Salaire minimum, initiative invalidée: grand guignol ou grand conseil?

Salaire minimum, initiative invalidée: grand guignol ou grand conseil?

Le
12 juin, le Grand Conseil genevois statuait sur la recevabilité de
notre initiative « Pour le droit à un salaire minimum ». Il s’agissait
pour la droite de « démontrer » qu’elle était « manifestement non
conforme au droit supérieur », pour l’invalider et éviter de la
soumettre au peuple. A la manœuvre, comme rapporteur de majorité, le
libéral et premier secrétaire du Groupement des banquiers privés
genevois Cuendet, qui a affirmé qu’en ce qui concerne l’initiative :
« Rien que le titre est contraire au droit supérieur », que d’ailleurs
son « but est déjà atteint » par le droit actuel.
Le libéral Jornot
prétendra que l’initiative incarnerait « une véritable politique
économique » digne de la Corée du Nord, qui « propose de passer à une
économie planifiée… » Et d’expliquer qu’« il est exclu en raison de
la répartition des tâches entre cantons et Confédération qu’un canton
soit compétent pour décider de passer à une économie planifiée. »
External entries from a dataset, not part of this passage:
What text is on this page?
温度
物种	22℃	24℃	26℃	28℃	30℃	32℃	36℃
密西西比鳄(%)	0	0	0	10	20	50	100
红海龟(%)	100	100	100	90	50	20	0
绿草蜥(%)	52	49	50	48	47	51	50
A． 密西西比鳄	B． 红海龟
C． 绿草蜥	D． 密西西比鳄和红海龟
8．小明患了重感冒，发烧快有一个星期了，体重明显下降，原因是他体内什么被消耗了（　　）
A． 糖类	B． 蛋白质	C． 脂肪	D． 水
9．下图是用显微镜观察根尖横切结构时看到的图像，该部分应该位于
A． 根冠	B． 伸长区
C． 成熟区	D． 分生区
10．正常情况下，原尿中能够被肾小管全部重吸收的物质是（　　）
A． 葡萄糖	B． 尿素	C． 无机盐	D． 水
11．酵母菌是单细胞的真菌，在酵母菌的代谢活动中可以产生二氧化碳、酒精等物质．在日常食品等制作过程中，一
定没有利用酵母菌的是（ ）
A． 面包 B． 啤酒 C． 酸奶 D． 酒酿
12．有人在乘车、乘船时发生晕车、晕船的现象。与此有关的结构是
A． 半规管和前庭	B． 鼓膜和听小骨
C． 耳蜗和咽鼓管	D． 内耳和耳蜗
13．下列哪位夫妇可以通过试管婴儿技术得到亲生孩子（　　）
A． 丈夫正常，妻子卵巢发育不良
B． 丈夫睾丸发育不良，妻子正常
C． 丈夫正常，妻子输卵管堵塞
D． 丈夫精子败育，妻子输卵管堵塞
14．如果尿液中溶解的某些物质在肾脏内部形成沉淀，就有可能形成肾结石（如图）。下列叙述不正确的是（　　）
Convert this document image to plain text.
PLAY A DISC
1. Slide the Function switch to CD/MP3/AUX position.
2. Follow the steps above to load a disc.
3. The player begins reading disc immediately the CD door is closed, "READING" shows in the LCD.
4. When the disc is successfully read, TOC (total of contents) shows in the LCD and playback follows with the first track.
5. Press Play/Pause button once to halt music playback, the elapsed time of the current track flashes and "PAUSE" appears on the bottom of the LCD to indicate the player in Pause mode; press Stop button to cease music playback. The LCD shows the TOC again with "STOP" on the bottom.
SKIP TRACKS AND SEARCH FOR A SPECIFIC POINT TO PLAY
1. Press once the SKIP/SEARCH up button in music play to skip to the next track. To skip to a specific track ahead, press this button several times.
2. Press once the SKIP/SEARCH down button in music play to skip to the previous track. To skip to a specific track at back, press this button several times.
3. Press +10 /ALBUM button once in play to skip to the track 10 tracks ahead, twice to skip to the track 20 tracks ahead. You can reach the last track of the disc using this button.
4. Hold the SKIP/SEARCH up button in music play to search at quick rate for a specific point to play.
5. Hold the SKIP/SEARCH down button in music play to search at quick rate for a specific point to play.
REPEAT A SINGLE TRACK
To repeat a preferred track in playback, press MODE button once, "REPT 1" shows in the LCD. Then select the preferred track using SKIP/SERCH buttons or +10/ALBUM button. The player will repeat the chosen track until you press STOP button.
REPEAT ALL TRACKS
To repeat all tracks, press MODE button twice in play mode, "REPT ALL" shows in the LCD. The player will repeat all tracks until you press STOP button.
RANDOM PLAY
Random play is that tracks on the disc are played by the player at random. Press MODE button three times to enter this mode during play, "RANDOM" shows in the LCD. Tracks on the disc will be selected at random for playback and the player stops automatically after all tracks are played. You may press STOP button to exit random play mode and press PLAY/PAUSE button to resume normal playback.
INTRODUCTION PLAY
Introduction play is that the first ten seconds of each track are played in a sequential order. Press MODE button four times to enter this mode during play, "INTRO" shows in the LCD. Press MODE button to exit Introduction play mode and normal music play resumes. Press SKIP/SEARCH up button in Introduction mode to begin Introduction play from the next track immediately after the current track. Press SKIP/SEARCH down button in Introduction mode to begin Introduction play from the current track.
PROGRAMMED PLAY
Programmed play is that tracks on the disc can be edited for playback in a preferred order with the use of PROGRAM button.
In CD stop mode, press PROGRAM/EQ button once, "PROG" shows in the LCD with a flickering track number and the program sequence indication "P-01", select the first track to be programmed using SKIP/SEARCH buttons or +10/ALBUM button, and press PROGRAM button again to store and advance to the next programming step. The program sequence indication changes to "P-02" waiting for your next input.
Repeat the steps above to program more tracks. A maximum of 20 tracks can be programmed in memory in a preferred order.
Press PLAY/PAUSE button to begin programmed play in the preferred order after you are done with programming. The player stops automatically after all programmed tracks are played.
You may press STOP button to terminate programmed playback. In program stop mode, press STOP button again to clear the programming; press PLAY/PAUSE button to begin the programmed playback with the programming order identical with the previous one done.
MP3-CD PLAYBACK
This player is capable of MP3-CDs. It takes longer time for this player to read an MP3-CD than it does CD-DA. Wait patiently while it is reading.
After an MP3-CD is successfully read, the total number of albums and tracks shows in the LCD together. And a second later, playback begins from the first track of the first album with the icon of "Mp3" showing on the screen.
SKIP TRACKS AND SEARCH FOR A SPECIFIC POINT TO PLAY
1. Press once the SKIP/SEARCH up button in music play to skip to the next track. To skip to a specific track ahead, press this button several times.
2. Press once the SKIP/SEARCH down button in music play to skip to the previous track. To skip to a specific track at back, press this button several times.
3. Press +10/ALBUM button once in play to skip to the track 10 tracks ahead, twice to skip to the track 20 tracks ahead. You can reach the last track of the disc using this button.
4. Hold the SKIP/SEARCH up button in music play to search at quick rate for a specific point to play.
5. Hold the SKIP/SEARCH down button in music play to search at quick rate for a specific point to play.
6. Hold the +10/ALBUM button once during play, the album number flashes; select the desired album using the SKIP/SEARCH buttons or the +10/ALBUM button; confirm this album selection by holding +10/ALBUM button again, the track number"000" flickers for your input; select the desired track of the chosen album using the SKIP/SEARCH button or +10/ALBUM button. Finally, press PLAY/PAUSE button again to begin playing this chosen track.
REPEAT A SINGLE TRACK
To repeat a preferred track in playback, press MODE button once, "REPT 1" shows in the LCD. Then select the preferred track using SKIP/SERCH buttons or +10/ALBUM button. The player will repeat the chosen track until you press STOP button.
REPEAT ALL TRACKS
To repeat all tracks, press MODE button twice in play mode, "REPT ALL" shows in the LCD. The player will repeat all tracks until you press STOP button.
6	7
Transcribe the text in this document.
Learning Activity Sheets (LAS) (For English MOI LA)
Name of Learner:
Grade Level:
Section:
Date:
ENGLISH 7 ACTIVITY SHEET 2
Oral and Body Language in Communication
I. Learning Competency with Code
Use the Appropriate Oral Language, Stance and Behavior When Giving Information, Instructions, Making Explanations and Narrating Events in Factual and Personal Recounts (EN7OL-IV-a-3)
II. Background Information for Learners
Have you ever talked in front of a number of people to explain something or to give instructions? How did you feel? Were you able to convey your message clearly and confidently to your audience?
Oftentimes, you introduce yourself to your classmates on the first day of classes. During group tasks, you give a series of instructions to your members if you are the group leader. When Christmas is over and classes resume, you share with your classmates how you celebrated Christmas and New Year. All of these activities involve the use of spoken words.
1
Bertinat, de l’UDC, plaidera que le texte viole « la négociation
« libre » des salaires entre employeurs et travailleurs », libres
d’accepter des salaires ne permettant pas de vivre dans des conditions
décentes. Il mentira en affirmant que « 94 % des secteurs sont couverts
par des CCT qui imposent des salaires minimums. » L’UDC Catelain
prétendra – au rebours du droit – qu’« il y a au minimum doute sur la
recevabilité, donc on doit s’abstenir ou refuser ».
Barillier, des
syndicats patronaux, vantera le «dispositif fédéral complet» protégeant
– dit-il – contre toute sous-enchère salariale… Des bancs du MCG,
Stauffer se montrera platement libéral, ressassant la rengaine
patronale selon laquelle « tout le monde serait payé au minimum » et
que l’initiative « paupériserait la population genevoise ». Il
claironne que le MCG la combattra énergiquement, mais a voté pour
l’invalider… et ne pas avoir à le faire. Son comparse Jeanneret dira
qu’« une réglementation obligatoire desservirait les travailleurs »…
En effet : « Les femmes de ménages gagnent mieux que les vendeuses au
bénéfice d’une CCT à cause du respect du travail existant en Suisse »
et du fait de leur rapport « individuel entre adultes » avec leur
employeur !
Longchamp, au nom du gouvernement, donne son « assurance
que le Conseil d’Etat combattra l’initiative « d’une seule voix »
devant le peuple », après avoir œuvré pour que le celui-ci n’ait rien à
dire. Un Grand Guignol – que la bonne prestation de la rapporteuse de
minorité, la socialiste Emery-Toracinta n’a pas réussi à élever au rang
de débat sérieux.
Prochaine étape juridique pour l’initiative, notre
recours au Tribunal fédéral. Au plan politique, nous rappellerons aux
citoyen·ne·s cet automne qui a poignardé dans le dos le droit à un
salaire « garantissant des conditions de vie décentes ».